2.5. Comparison of Erdr1 Expression in Alopecia Subgroups

Next, the expression levels of Erdr1 in different alopecia subgroups were determined. In the epidermis of alopecia subgroups, Erdr1 expression levels were significantly downregulated (AA: mean ± SEM, 107.36 ± 9.77; scarring alopecia: mean ± SEM, 105.60 ± 5.29; traction alopecia: mean ± SEM, 113.99 ± 7.46), when compared to that in healthy controls (mean ± SEM, 132.24 ± 3.15; p = 0.023). However, there was no significant (p = 0.468) difference in the epidermal expression of Erdr1 among different alopecia subgroups. By contrast, a significant (p = 0.001) difference of Erdr1 expression in hair follicles was found among the different alopecia subgroups. Follicular Erdr1 expression in AA (mean ± SEM, 42.16 ± 10.76) was significantly downregulated, when compared to that in other subgroups (scarring alopecia, mean ± SEM: 82.87 ± 5.32, p = 0.002; traction alopecia, mean ± SEM: 94.76 ± 12.60, p = 0.003) (Figure 7).

3. Discussion

Although enormous datasets are available in hair biology, little is known about the pathological mechanisms of various hair loss disorders. Therefore, we examined the role of the novel molecule Erdr1 in these disorders. Our results demonstrated that Erdr1 was downregulated in diverse hair loss disorders, including AA, scarring alopecia, and traction alopecia. In particular, Erdr1 was significantly downregulated in hair follicles of AA patients, when compared to that in hair follicles of patients with scarring alopecia and traction alopecia.

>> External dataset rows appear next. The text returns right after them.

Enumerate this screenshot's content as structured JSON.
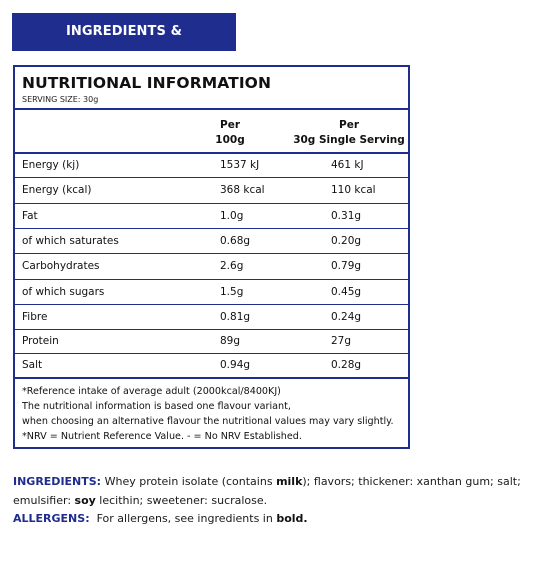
{
  "tab_title": "INGREDIENTS & NUTRITIONALS",
  "panel": {
    "title": "NUTRITIONAL INFORMATION",
    "serving_size": "SERVING SIZE: 30g"
  },
  "table": {
    "headers": {
      "col1_line1": "Per",
      "col1_line2": "100g",
      "col2_line1": "Per",
      "col2_line2": "30g Single Serving"
    },
    "rows": [
      {
        "name": "Energy (kj)",
        "per100": "1537 kJ",
        "serving": "461 kJ"
      },
      {
        "name": "Energy (kcal)",
        "per100": "368 kcal",
        "serving": "110 kcal"
      },
      {
        "name": "Fat",
        "per100": "1.0g",
        "serving": "0.31g"
      },
      {
        "name": "of which saturates",
        "per100": "0.68g",
        "serving": "0.20g"
      },
      {
        "name": "Carbohydrates",
        "per100": "2.6g",
        "serving": "0.79g"
      },
      {
        "name": "of which sugars",
        "per100": "1.5g",
        "serving": "0.45g"
      },
      {
        "name": "Fibre",
        "per100": "0.81g",
        "serving": "0.24g"
      },
      {
        "name": "Protein",
        "per100": "89g",
        "serving": "27g"
      },
      {
        "name": "Salt",
        "per100": "0.94g",
        "serving": "0.28g"
      }
    ]
  },
  "notes": [
    "*Reference intake of average adult (2000kcal/8400KJ)",
    "The nutritional information is based one flavour variant,",
    "when choosing an alternative flavour the nutritional values may vary slightly.",
    "*NRV = Nutrient Reference Value. - = No NRV Established."
  ],
  "ingredients": {
    "label": "INGREDIENTS:",
    "text_1": " Whey protein isolate (contains ",
    "bold_1": "milk",
    "text_2": "); flavors; thickener: xanthan gum; salt; emulsifier: ",
    "bold_2": "soy",
    "text_3": " lecithin; sweetener: sucralose."
  },
  "allergens": {
    "label": "ALLERGENS:",
    "text_1": "  For allergens, see ingredients in ",
    "bold_1": "bold."
  },
  "colors": {
    "brand_blue": "#1f2d8f"
  }
}
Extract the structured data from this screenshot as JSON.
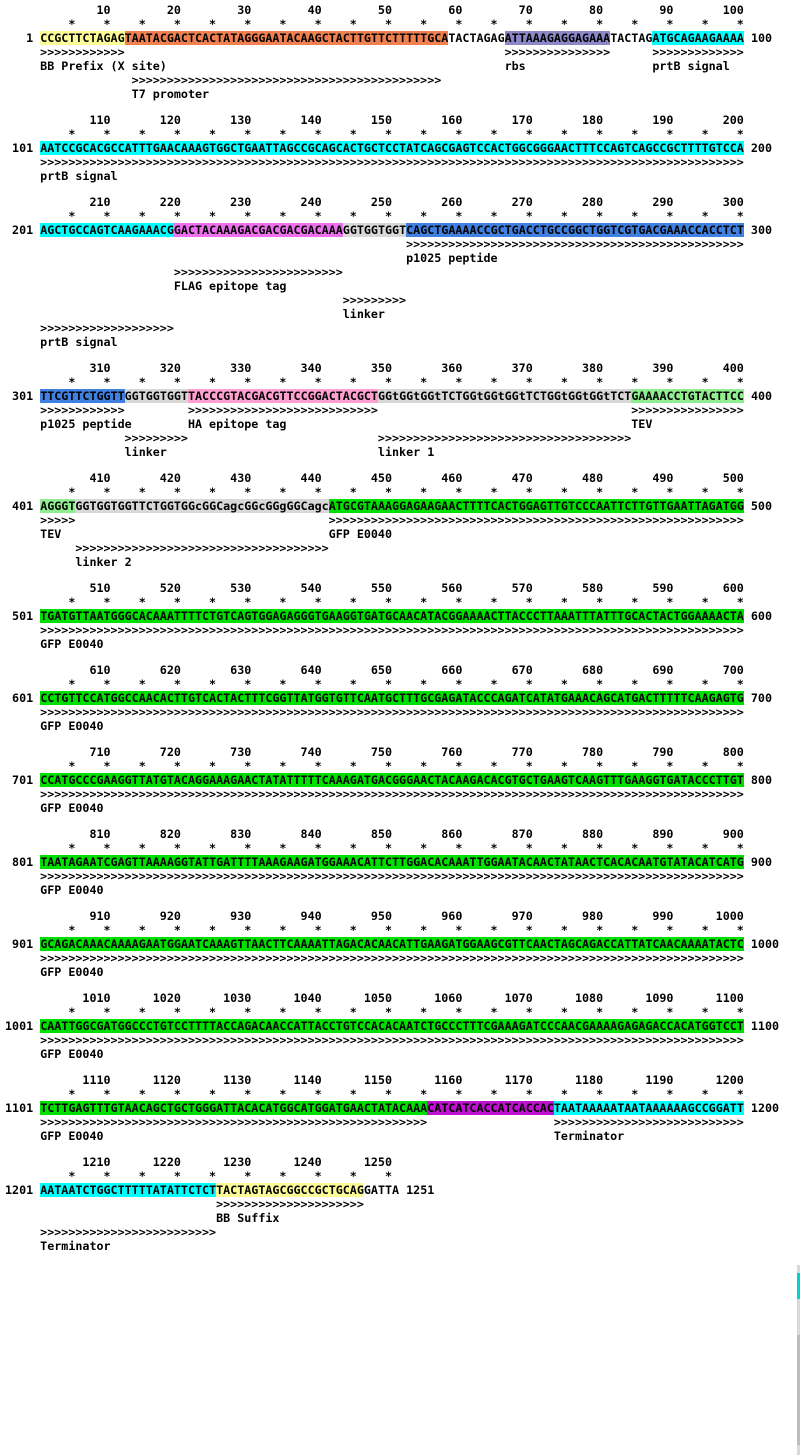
{
  "view": {
    "background": "#ffffff",
    "text_color": "#000000",
    "tick_char": "*",
    "arrow_char": ">",
    "gutter_width": 4
  },
  "scrollbar": {
    "track_color": "#d9d9d9",
    "thumb_color": "#00d2d2",
    "lower_color": "#b9bec2"
  },
  "feature_colors": {
    "bb_prefix": "#FCFC99",
    "t7_region": "#F08050",
    "rbs": "#8C88C8",
    "prtb_signal": "#00FFFF",
    "flag": "#EE70EE",
    "linker": "#D8D8D8",
    "p1025": "#4080E0",
    "ha": "#FFA0D0",
    "tev": "#90EE90",
    "gfp": "#00E000",
    "his": "#C010D0",
    "terminator": "#00FFFF",
    "bb_suffix": "#FCFC99",
    "plain": ""
  },
  "blocks": [
    {
      "start": 1,
      "right_label": "100",
      "segments": [
        {
          "feature": "bb_prefix",
          "text": "CCGCTTCTAGAG"
        },
        {
          "feature": "t7_region",
          "text": "TAATACGACTCACTATAGGGAATACAAGCTACTTGTTCTTTTTGCA"
        },
        {
          "feature": "plain",
          "text": "TACTAGAG"
        },
        {
          "feature": "rbs",
          "text": "ATTAAAGAGGAGAAA"
        },
        {
          "feature": "plain",
          "text": "TACTAG"
        },
        {
          "feature": "prtb_signal",
          "text": "ATGCAGAAGAAAA"
        }
      ],
      "annotations": [
        {
          "type": "arrows",
          "runs": [
            {
              "col": 1,
              "len": 12
            },
            {
              "col": 67,
              "len": 15
            },
            {
              "col": 88,
              "len": 13
            }
          ]
        },
        {
          "type": "labels",
          "runs": [
            {
              "col": 1,
              "text": "BB Prefix (X site)"
            },
            {
              "col": 67,
              "text": "rbs"
            },
            {
              "col": 88,
              "text": "prtB signal"
            }
          ]
        },
        {
          "type": "arrows",
          "runs": [
            {
              "col": 14,
              "len": 44
            }
          ]
        },
        {
          "type": "labels",
          "runs": [
            {
              "col": 14,
              "text": "T7 promoter"
            }
          ]
        }
      ]
    },
    {
      "start": 101,
      "right_label": "200",
      "segments": [
        {
          "feature": "prtb_signal",
          "text": "AATCCGCACGCCATTTGAACAAAGTGGCTGAATTAGCCGCAGCACTGCTCCTATCAGCGAGTCCACTGGCGGGAACTTTCCAGTCAGCCGCTTTTGTCCA"
        }
      ],
      "annotations": [
        {
          "type": "arrows",
          "runs": [
            {
              "col": 1,
              "len": 100
            }
          ]
        },
        {
          "type": "labels",
          "runs": [
            {
              "col": 1,
              "text": "prtB signal"
            }
          ]
        }
      ]
    },
    {
      "start": 201,
      "right_label": "300",
      "segments": [
        {
          "feature": "prtb_signal",
          "text": "AGCTGCCAGTCAAGAAACG"
        },
        {
          "feature": "flag",
          "text": "GACTACAAAGACGACGACGACAAA"
        },
        {
          "feature": "linker",
          "text": "GGTGGTGGT"
        },
        {
          "feature": "p1025",
          "text": "CAGCTGAAAACCGCTGACCTGCCGGCTGGTCGTGACGAAACCACCTCT"
        }
      ],
      "annotations": [
        {
          "type": "arrows",
          "runs": [
            {
              "col": 53,
              "len": 48
            }
          ]
        },
        {
          "type": "labels",
          "runs": [
            {
              "col": 53,
              "text": "p1025 peptide"
            }
          ]
        },
        {
          "type": "arrows",
          "runs": [
            {
              "col": 20,
              "len": 24
            }
          ]
        },
        {
          "type": "labels",
          "runs": [
            {
              "col": 20,
              "text": "FLAG epitope tag"
            }
          ]
        },
        {
          "type": "arrows",
          "runs": [
            {
              "col": 44,
              "len": 9
            }
          ]
        },
        {
          "type": "labels",
          "runs": [
            {
              "col": 44,
              "text": "linker"
            }
          ]
        },
        {
          "type": "arrows",
          "runs": [
            {
              "col": 1,
              "len": 19
            }
          ]
        },
        {
          "type": "labels",
          "runs": [
            {
              "col": 1,
              "text": "prtB signal"
            }
          ]
        }
      ]
    },
    {
      "start": 301,
      "right_label": "400",
      "segments": [
        {
          "feature": "p1025",
          "text": "TTCGTTCTGGTT"
        },
        {
          "feature": "linker",
          "text": "GGTGGTGGT"
        },
        {
          "feature": "ha",
          "text": "TACCCGTACGACGTTCCGGACTACGCT"
        },
        {
          "feature": "linker",
          "text": "GGtGGtGGtTCTGGtGGtGGtTCTGGtGGtGGtTCT"
        },
        {
          "feature": "tev",
          "text": "GAAAACCTGTACTTCC"
        }
      ],
      "annotations": [
        {
          "type": "arrows",
          "runs": [
            {
              "col": 1,
              "len": 12
            },
            {
              "col": 22,
              "len": 27
            },
            {
              "col": 85,
              "len": 16
            }
          ]
        },
        {
          "type": "labels",
          "runs": [
            {
              "col": 1,
              "text": "p1025 peptide"
            },
            {
              "col": 22,
              "text": "HA epitope tag"
            },
            {
              "col": 85,
              "text": "TEV"
            }
          ]
        },
        {
          "type": "arrows",
          "runs": [
            {
              "col": 13,
              "len": 9
            },
            {
              "col": 49,
              "len": 36
            }
          ]
        },
        {
          "type": "labels",
          "runs": [
            {
              "col": 13,
              "text": "linker"
            },
            {
              "col": 49,
              "text": "linker 1"
            }
          ]
        }
      ]
    },
    {
      "start": 401,
      "right_label": "500",
      "segments": [
        {
          "feature": "tev",
          "text": "AGGGT"
        },
        {
          "feature": "linker",
          "text": "GGTGGTGGTTCTGGTGGcGGCagcGGcGGgGGCagc"
        },
        {
          "feature": "gfp",
          "text": "ATGCGTAAAGGAGAAGAACTTTTCACTGGAGTTGTCCCAATTCTTGTTGAATTAGATGG"
        }
      ],
      "annotations": [
        {
          "type": "arrows",
          "runs": [
            {
              "col": 1,
              "len": 5
            },
            {
              "col": 42,
              "len": 59
            }
          ]
        },
        {
          "type": "labels",
          "runs": [
            {
              "col": 1,
              "text": "TEV"
            },
            {
              "col": 42,
              "text": "GFP E0040"
            }
          ]
        },
        {
          "type": "arrows",
          "runs": [
            {
              "col": 6,
              "len": 36
            }
          ]
        },
        {
          "type": "labels",
          "runs": [
            {
              "col": 6,
              "text": "linker 2"
            }
          ]
        }
      ]
    },
    {
      "start": 501,
      "right_label": "600",
      "segments": [
        {
          "feature": "gfp",
          "text": "TGATGTTAATGGGCACAAATTTTCTGTCAGTGGAGAGGGTGAAGGTGATGCAACATACGGAAAACTTACCCTTAAATTTATTTGCACTACTGGAAAACTA"
        }
      ],
      "annotations": [
        {
          "type": "arrows",
          "runs": [
            {
              "col": 1,
              "len": 100
            }
          ]
        },
        {
          "type": "labels",
          "runs": [
            {
              "col": 1,
              "text": "GFP E0040"
            }
          ]
        }
      ]
    },
    {
      "start": 601,
      "right_label": "700",
      "segments": [
        {
          "feature": "gfp",
          "text": "CCTGTTCCATGGCCAACACTTGTCACTACTTTCGGTTATGGTGTTCAATGCTTTGCGAGATACCCAGATCATATGAAACAGCATGACTTTTTCAAGAGTG"
        }
      ],
      "annotations": [
        {
          "type": "arrows",
          "runs": [
            {
              "col": 1,
              "len": 100
            }
          ]
        },
        {
          "type": "labels",
          "runs": [
            {
              "col": 1,
              "text": "GFP E0040"
            }
          ]
        }
      ]
    },
    {
      "start": 701,
      "right_label": "800",
      "segments": [
        {
          "feature": "gfp",
          "text": "CCATGCCCGAAGGTTATGTACAGGAAAGAACTATATTTTTCAAAGATGACGGGAACTACAAGACACGTGCTGAAGTCAAGTTTGAAGGTGATACCCTTGT"
        }
      ],
      "annotations": [
        {
          "type": "arrows",
          "runs": [
            {
              "col": 1,
              "len": 100
            }
          ]
        },
        {
          "type": "labels",
          "runs": [
            {
              "col": 1,
              "text": "GFP E0040"
            }
          ]
        }
      ]
    },
    {
      "start": 801,
      "right_label": "900",
      "segments": [
        {
          "feature": "gfp",
          "text": "TAATAGAATCGAGTTAAAAGGTATTGATTTTAAAGAAGATGGAAACATTCTTGGACACAAATTGGAATACAACTATAACTCACACAATGTATACATCATG"
        }
      ],
      "annotations": [
        {
          "type": "arrows",
          "runs": [
            {
              "col": 1,
              "len": 100
            }
          ]
        },
        {
          "type": "labels",
          "runs": [
            {
              "col": 1,
              "text": "GFP E0040"
            }
          ]
        }
      ]
    },
    {
      "start": 901,
      "right_label": "1000",
      "segments": [
        {
          "feature": "gfp",
          "text": "GCAGACAAACAAAAGAATGGAATCAAAGTTAACTTCAAAATTAGACACAACATTGAAGATGGAAGCGTTCAACTAGCAGACCATTATCAACAAAATACTC"
        }
      ],
      "annotations": [
        {
          "type": "arrows",
          "runs": [
            {
              "col": 1,
              "len": 100
            }
          ]
        },
        {
          "type": "labels",
          "runs": [
            {
              "col": 1,
              "text": "GFP E0040"
            }
          ]
        }
      ]
    },
    {
      "start": 1001,
      "right_label": "1100",
      "segments": [
        {
          "feature": "gfp",
          "text": "CAATTGGCGATGGCCCTGTCCTTTTACCAGACAACCATTACCTGTCCACACAATCTGCCCTTTCGAAAGATCCCAACGAAAAGAGAGACCACATGGTCCT"
        }
      ],
      "annotations": [
        {
          "type": "arrows",
          "runs": [
            {
              "col": 1,
              "len": 100
            }
          ]
        },
        {
          "type": "labels",
          "runs": [
            {
              "col": 1,
              "text": "GFP E0040"
            }
          ]
        }
      ]
    },
    {
      "start": 1101,
      "right_label": "1200",
      "segments": [
        {
          "feature": "gfp",
          "text": "TCTTGAGTTTGTAACAGCTGCTGGGATTACACATGGCATGGATGAACTATACAAA"
        },
        {
          "feature": "his",
          "text": "CATCATCACCATCACCAC"
        },
        {
          "feature": "terminator",
          "text": "TAATAAAAATAATAAAAAAGCCGGATT"
        }
      ],
      "annotations": [
        {
          "type": "arrows",
          "runs": [
            {
              "col": 1,
              "len": 55
            },
            {
              "col": 74,
              "len": 27
            }
          ]
        },
        {
          "type": "labels",
          "runs": [
            {
              "col": 1,
              "text": "GFP E0040"
            },
            {
              "col": 74,
              "text": "Terminator"
            }
          ]
        }
      ]
    },
    {
      "start": 1201,
      "right_label": "1251",
      "segments": [
        {
          "feature": "terminator",
          "text": "AATAATCTGGCTTTTTATATTCTCT"
        },
        {
          "feature": "bb_suffix",
          "text": "TACTAGTAGCGGCCGCTGCAG"
        },
        {
          "feature": "plain",
          "text": "GATTA"
        }
      ],
      "annotations": [
        {
          "type": "arrows",
          "runs": [
            {
              "col": 26,
              "len": 21
            }
          ]
        },
        {
          "type": "labels",
          "runs": [
            {
              "col": 26,
              "text": "BB Suffix"
            }
          ]
        },
        {
          "type": "arrows",
          "runs": [
            {
              "col": 1,
              "len": 25
            }
          ]
        },
        {
          "type": "labels",
          "runs": [
            {
              "col": 1,
              "text": "Terminator"
            }
          ]
        }
      ]
    }
  ]
}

It has been reported that Erdr1 is expressed in erythroleukaemia cell lines and various tissues, including the thymus, placenta, brain, intestine, and bone marrow [22]. In a previous study, we found that Erdr1 is expressed in human epidermis, sebaceous glands, eccrine glands, vessels, and nerves [23]. However, the expression of Erdr1 in a healthy hair’s follicular structure has not been yet reported. In the present study, we demonstrated that Erdr1 was expressed in the hair follicle, although the intensity of its expression was lower in follicles, than that in the epidermis. Erdr1 is a regulator of cell homeostasis, by regulating cell survival and apoptosis [24]. At low concentrations, Erdr1 can enhance cell survival. However, it induces cell apoptosis at high concentrations [24]. Because Erdr1 acts differently, depending on its concentrations, such a difference in the expression between healthy epidermis and hair follicles, might contribute to divergent mechanisms that regulate cell homeostasis.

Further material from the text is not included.